James and the Giant Peach by Roald Dahl tells the story of four-year-old James, who lives with his loving parents in a cottage in the south of England. James’ world is turned upside down when his parents are devoured by a rhinoceros that had escaped from the London zoo and James goes to live with his two horrible aunts. For three years they physically and verbally abuse him, don’t allow him to go beyond the hill, or play with other children. Around the house James is treated as a worker and beaten for hardly any reason, improperly fed, and forced to sleep on bare floorboards in the attic.
One summer afternoon when he is crying in the bushes, James stumbles across a man who gives him a sack of magic crocodile tongues and promises that if James mixes the contents with a jug of water and ten hairs from his own head, the result will be a potion which will bring him happiness and great adventures. James trips and spills the sack onto a peach tree outside his home, which had previously never given fruit. The tree becomes enchanted and begins to blossom. James quickly befriends the insect inhabitants of the peach, who become central to the plot and James’ companions in his adventure.
One reader comments that the short book is very empowering to children because it uses the power of storytelling to show that no matter how bad things may seem, or how bad they get, there is always hope and teaches kids valuable problem-solving skills.
Still, it has been banned for being too scary for the targeted age group, mysticism, sexual inferences, profanity, racism, references to tobacco and alcohol, and claims that it promotes disobedience, drugs, and communism.
A challenge was brought before the school council in Indian River County, Florida, because of the story’s mystical elements involving the magic crocodile tongues which enchanted the peach tree.
The Times of London reported that it was once banned in a Wisconsin town because a reference to a spider licking her lips could be “taken in two ways, including sexual.”
Other challenges involve repeated use of the word “ass,” which resulted in a 1991 challenge in Altoona, Wisconsin. The following year, a woman in Hernando County, Florida, took issue with Grasshopper’s statement, “I’d rather be fried alive and eaten by a Mexican!” as well as references to snuff, tobacco and whiskey. Her complaints to her 10-year-old daughter’s school principal led to a review by the regional school board.
Roald Dahl has consistently written stories that entertain children with morals and life lessons that even adults can appreciate. In James and the Giant Peach, he handles the themes of abandonment, abuse, and redemptive reward with eloquence and justice.
But in a blog by Madeline Holler, she took issue not with the language or drugs, but jokes about physical characteristics.
When she sat down with her first grader to read James and the Giant Peach, she wanted to shield her. Not from the word “ass”, or because there’s whiskey drinking and snuff snorting and child-beating, but because of the physical description of James’ cruel guardians Aunt Sponge and Aunt Spiker. One is very fat and one is very skinny and their features are laughed at, criticized, and meant to be evoke disgust.
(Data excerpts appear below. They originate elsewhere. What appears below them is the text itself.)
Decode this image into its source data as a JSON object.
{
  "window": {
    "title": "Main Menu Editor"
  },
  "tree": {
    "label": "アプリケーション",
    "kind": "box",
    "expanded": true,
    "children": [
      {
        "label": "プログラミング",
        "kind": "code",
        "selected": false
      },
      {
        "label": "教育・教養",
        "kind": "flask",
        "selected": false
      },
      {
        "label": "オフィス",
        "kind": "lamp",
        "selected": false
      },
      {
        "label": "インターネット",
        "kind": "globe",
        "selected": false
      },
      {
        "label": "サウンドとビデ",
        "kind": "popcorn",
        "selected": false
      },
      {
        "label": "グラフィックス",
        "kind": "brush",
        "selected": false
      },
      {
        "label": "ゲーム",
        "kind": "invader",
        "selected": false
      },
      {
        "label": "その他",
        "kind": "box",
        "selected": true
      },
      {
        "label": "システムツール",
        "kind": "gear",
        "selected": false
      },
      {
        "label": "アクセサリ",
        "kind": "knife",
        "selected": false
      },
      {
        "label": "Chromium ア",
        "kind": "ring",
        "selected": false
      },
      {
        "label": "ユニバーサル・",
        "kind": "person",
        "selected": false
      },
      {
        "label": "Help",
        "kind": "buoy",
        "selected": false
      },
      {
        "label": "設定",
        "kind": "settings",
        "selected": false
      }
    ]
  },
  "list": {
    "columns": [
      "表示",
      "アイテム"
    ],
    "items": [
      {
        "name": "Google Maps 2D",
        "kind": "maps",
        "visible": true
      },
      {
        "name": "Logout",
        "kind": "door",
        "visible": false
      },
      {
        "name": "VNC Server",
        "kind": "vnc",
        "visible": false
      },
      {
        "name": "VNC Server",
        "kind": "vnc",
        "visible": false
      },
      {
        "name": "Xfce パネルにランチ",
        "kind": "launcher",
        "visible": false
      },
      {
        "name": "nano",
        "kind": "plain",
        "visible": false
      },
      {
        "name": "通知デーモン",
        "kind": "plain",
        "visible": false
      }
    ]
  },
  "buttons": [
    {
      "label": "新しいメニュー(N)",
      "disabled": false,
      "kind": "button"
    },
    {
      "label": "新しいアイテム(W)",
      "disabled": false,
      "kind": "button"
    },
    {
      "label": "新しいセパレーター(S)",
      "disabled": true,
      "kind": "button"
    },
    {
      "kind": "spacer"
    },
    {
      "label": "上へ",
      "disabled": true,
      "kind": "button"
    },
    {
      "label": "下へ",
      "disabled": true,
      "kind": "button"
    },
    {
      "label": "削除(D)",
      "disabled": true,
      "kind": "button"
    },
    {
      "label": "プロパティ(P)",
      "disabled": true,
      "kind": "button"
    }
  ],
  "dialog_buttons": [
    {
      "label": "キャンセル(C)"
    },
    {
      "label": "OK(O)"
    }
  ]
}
This, she says, is the crazy thing about censorship. To hold a book accountable for the entirety of one girl’s self-image seems wrong. Can she hear a story and focus on Dahl’s descriptive, powerful writing style, which includes descriptions of extreme body size to physically illustrate two very extreme personalities?
The dark, cartoonish quality of this book glosses over the unseemly side; reminiscent of Wile E. Coyote cartoons. The violence is so outlandish; it’s hard to take it seriously.
Book challenges and banning is proof to the power of good literature, creative language, and original imagery. While we might have issues with certain realities of the world our children are growing up in; and as troubled as it makes adults to be reminded of these facts as we attempt to shield our children from harm, children’s literature is a great way for them to get a glimpse at the issues that they WILL have to deal with some day.
I can’t think of a single book from my childhood that distorted my morality or sense of self. I was also lucky enough to have a mother who didn’t shield us from the darker aspects of life. If I had an issue or question, it was talked about openly and honestly.
James and the Giant Peach is number 56 on ALA’s list of The 100 Most Frequently Challenged Books of 1990–20001.